И когда, некоторое время спустя, отведя глаза от хозяйки, вступившей в непринужденную беседу с Чэдом — нет-нет, не о нем, а о людях, ему незнакомых, но так, будто он их знал, — он поймал себя на мысли, что в том фоне, на котором она выступает, есть что-то от славы и расцвета Первой империи, от ореола Наполеона, от сияния великой легенды — отблески, все еще лежащие на креслах времен консульства с их отчеканенными на бронзе мифологическими сюжетами и головами сфинксов, на потускневших атласных занавесках с прошивками из матовых шелков.
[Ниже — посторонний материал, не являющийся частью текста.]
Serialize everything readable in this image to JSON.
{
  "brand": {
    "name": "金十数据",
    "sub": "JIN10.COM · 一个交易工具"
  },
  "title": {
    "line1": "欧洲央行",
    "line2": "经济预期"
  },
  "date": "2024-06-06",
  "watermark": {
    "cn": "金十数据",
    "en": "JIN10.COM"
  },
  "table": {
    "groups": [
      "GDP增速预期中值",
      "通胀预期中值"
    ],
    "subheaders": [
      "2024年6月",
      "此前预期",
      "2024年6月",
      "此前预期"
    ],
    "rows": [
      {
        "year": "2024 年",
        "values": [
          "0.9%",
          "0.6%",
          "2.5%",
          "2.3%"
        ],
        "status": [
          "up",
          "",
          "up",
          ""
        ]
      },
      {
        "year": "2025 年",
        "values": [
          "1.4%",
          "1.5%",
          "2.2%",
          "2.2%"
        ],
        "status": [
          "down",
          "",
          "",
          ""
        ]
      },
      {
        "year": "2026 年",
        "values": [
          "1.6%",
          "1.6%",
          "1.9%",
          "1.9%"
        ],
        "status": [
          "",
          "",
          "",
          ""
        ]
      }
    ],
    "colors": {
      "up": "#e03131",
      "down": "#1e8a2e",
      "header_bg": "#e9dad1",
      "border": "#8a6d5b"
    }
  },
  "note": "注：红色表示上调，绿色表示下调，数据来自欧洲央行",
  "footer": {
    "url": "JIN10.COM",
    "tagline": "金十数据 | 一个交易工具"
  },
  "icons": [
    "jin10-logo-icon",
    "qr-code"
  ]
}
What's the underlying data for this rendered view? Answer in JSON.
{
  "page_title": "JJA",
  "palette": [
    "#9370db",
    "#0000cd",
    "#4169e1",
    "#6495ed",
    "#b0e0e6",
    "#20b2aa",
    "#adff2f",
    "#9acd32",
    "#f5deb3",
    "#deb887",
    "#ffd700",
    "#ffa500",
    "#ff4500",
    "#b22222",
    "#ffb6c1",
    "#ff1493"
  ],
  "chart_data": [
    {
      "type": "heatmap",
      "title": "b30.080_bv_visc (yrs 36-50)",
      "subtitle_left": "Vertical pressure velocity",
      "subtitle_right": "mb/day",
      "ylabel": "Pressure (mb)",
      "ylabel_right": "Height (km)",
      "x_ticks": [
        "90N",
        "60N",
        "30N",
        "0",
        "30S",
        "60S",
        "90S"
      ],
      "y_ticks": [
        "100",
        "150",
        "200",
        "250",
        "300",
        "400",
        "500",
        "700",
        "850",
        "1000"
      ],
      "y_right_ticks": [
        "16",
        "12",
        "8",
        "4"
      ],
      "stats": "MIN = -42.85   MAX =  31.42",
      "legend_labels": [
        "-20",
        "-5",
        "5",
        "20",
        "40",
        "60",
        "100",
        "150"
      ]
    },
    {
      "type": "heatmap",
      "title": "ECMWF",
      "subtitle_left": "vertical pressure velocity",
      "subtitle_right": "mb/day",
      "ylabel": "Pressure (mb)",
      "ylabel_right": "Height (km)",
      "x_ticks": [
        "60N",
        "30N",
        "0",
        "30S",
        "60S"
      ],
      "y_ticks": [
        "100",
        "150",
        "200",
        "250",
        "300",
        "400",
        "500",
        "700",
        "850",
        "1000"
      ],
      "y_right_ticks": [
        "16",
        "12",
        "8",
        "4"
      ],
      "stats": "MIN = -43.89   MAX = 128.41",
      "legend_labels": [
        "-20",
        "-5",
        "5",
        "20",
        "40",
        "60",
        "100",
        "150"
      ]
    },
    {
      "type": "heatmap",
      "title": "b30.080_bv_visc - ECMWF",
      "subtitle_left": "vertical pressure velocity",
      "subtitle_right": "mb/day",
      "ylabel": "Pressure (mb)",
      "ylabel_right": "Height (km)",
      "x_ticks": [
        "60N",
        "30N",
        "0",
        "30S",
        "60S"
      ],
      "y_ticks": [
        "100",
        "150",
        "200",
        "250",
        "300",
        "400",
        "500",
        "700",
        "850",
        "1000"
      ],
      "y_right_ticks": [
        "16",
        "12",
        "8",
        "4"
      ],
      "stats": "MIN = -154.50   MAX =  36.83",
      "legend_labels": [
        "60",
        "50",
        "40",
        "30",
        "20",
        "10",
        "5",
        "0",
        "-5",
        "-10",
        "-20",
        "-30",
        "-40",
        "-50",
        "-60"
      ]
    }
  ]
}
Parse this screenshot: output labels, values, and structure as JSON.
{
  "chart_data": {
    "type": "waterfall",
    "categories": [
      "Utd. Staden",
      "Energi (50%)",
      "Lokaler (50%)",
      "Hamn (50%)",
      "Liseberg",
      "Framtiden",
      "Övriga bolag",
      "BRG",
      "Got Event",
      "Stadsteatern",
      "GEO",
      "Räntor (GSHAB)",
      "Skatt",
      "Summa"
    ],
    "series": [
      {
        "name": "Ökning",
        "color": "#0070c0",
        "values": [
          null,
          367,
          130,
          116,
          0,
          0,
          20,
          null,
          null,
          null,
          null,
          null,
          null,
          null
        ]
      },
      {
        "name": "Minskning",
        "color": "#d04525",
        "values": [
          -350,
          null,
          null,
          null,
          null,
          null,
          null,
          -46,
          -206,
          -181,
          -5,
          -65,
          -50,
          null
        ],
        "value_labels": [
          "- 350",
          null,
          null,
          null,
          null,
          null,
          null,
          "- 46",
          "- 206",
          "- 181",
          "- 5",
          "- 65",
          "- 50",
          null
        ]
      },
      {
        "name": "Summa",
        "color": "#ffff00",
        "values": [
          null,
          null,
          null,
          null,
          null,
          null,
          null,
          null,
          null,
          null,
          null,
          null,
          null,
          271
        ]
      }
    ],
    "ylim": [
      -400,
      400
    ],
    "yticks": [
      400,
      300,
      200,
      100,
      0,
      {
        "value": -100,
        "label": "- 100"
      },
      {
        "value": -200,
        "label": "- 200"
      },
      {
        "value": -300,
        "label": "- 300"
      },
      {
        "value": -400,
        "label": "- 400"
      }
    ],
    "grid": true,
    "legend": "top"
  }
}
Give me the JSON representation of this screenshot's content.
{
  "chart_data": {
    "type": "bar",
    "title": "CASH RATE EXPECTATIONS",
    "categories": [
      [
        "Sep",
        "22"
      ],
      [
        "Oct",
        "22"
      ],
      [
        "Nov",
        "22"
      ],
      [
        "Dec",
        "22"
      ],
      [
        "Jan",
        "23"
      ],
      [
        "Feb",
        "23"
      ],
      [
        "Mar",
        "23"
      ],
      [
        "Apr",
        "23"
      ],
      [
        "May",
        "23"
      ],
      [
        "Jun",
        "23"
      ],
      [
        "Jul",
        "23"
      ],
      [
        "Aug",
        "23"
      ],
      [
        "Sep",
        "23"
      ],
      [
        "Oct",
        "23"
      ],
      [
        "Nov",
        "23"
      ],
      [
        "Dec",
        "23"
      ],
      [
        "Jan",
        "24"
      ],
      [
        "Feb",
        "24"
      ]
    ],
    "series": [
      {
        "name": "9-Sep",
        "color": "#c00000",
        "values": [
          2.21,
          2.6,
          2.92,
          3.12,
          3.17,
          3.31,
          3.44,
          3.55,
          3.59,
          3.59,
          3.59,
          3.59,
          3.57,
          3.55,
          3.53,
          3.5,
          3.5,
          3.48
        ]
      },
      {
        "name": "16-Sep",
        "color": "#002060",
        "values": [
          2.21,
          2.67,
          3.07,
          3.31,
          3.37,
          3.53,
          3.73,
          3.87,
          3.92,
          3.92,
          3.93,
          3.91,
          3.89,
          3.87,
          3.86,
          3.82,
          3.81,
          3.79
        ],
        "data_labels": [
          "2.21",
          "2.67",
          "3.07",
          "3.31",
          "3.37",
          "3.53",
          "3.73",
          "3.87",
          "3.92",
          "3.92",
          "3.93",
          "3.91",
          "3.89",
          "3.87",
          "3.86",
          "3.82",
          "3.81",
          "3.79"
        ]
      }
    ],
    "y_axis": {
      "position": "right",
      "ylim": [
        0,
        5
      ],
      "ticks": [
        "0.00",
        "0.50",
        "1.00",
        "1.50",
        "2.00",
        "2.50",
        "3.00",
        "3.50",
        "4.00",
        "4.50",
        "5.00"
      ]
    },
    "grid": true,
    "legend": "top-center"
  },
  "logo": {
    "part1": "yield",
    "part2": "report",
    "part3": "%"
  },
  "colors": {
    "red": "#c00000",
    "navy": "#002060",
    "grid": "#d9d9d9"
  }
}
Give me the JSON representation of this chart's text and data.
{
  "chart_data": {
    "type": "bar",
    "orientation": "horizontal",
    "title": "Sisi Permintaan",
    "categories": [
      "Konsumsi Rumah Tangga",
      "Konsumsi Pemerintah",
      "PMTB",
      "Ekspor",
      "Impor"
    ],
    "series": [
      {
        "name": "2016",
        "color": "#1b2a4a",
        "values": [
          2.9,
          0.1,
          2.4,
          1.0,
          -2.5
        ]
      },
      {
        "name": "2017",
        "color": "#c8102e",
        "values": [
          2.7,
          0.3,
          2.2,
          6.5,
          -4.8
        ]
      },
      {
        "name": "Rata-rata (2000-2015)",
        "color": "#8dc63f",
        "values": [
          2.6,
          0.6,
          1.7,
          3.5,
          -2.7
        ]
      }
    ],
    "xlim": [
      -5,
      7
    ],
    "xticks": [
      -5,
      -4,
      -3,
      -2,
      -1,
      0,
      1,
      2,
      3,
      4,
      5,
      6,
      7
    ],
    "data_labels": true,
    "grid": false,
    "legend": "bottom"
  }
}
Сама гостиная относилась к более далеким временам, — что Стрезер сразу уловил, — и, подобно старому Парижу, так или иначе все еще с ними перекликалась; однако послереволюционный период, мир, который Стрезер смутно представлял себе как мир Шатобриана, мадам де Сталь и раннего Ламартина, оставил тут свой след в виде арф массивных ваз и светильников — след, отпечатавшийся на разномастных безделках, украшениях и реликвиях.
Стрезеру еще ни разу, насколько помнилось, не случалось видеть столь внушительной коллекции семейных реликвий, свидетелей особого достоинства — крошечные старинные миниатюры, медальоны, картины, книги в кожаных переплетах, розоватых и зеленоватых, с золочеными гирляндами, тисненными по корешкам, стоявшие в ряд вместе с другими случайными раритетами за стеклом украшенных чеканкой шкафов.
Все эти вещицы Стрезер одарил нежнейшим вниманием.
Они были тем, что отличало жилище мадам де Вионе от набитого накупленными сокровищами маленького музея мисс Гостри и уютных апартаментов Чэда. Здесь перед Стрезером было собрание вещей, основу которого составляли прежде всего давние накопления, порою, возможно, и уменьшаемые, но никогда не пополнявшиеся за счет сделанных любым из современных способов приобретений или по случайной прихоти.
Чэд и мисс Гостри высматривали, покупали, выхватывали, обменивали, просеивая, выбирая, сопоставляя, меж тем как владелица этой представшей его взору картины, спокойно созерцавшая то, что к ней естественно перешло, — перешло, в чем у нашего друга не было ни малейшего сомнения, по линии отца — лишь получила, приняла и сохраняла спокойствие.
Если же все-таки и нарушала свое спокойствие, то, по крайней мере, ради тайной благотворительности во спасение чей-то попранной судьбы.
С чем-то, надо думать, она и ее предшественники, вынуждаемые, само собой разумеется, суровой необходимостью, нет-нет да расставались. Но они никогда не продали бы — это у Стрезера не укладывалось в голове — старинную вещь в погоне за «лучшей».
Для них не существовало понятия «лучше» и «хуже».